A Daily Caller investigation has found that (unsurprisingly, given what’s happened) the Obama administration and LightSquared are as thick as thieves. A few highlights:
- “Before Barack Obama became president, he was personally an investor in SkyTerra [which became LightSquared].”
- “[White House personnel director Don] Gips’ personal financial disclosure forms show he had between $250,000 and $500,000 of his personal finances invested in SkyTerra via stock options.”
- “It’s unclear what specifically Gips and [incoming FCC director Julius] Genachowski were discussing at that White House meeting; but shortly after that meeting SkyTerra named two members of Obama’s White House transition team to senior leadership positions at the company.”
- “Not too long after those Obama-tied hires, lawyers for Falcone’s Harbinger fired off an email that may suggest FCC coordination to approve the sale of SkyTerra to Harbinger outside of what is procedurally acceptable. . . Harbinger’s lawyers seemed to know a month ahead of time that the FCC would approve their proposal.”
The Daily Caller also found that the FCC drove LightSquared’s competition GlobalStar out of business with adverse regulatory decisions.
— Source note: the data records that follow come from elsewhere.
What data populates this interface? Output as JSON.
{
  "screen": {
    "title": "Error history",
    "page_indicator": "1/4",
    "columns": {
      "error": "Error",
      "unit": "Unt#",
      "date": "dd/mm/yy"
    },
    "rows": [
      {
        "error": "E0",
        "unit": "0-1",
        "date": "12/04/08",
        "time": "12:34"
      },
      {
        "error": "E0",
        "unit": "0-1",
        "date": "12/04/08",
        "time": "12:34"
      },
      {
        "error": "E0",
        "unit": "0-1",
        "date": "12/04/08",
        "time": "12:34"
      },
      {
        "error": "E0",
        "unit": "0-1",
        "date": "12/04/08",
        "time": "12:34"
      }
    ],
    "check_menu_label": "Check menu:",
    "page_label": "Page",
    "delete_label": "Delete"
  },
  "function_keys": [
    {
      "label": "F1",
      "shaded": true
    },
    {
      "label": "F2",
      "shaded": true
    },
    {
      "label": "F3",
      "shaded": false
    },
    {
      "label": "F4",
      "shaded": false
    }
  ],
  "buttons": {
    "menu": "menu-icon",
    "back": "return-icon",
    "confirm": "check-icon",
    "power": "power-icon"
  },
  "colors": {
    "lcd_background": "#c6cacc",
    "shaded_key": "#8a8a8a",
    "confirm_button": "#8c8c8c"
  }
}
Worse, those adverse decisions came in circumstances nearly identical to ones in which LightSquared received favorable decisions.
POSTSCRIPT: Testimony to the House Subcommittee on Aviation explains why LightSquared’s network would be so damaging to the GPS system. Of particular interest is page 4, which explains why GPS receivers can’t simply filter out interference. (Via Instapundit.)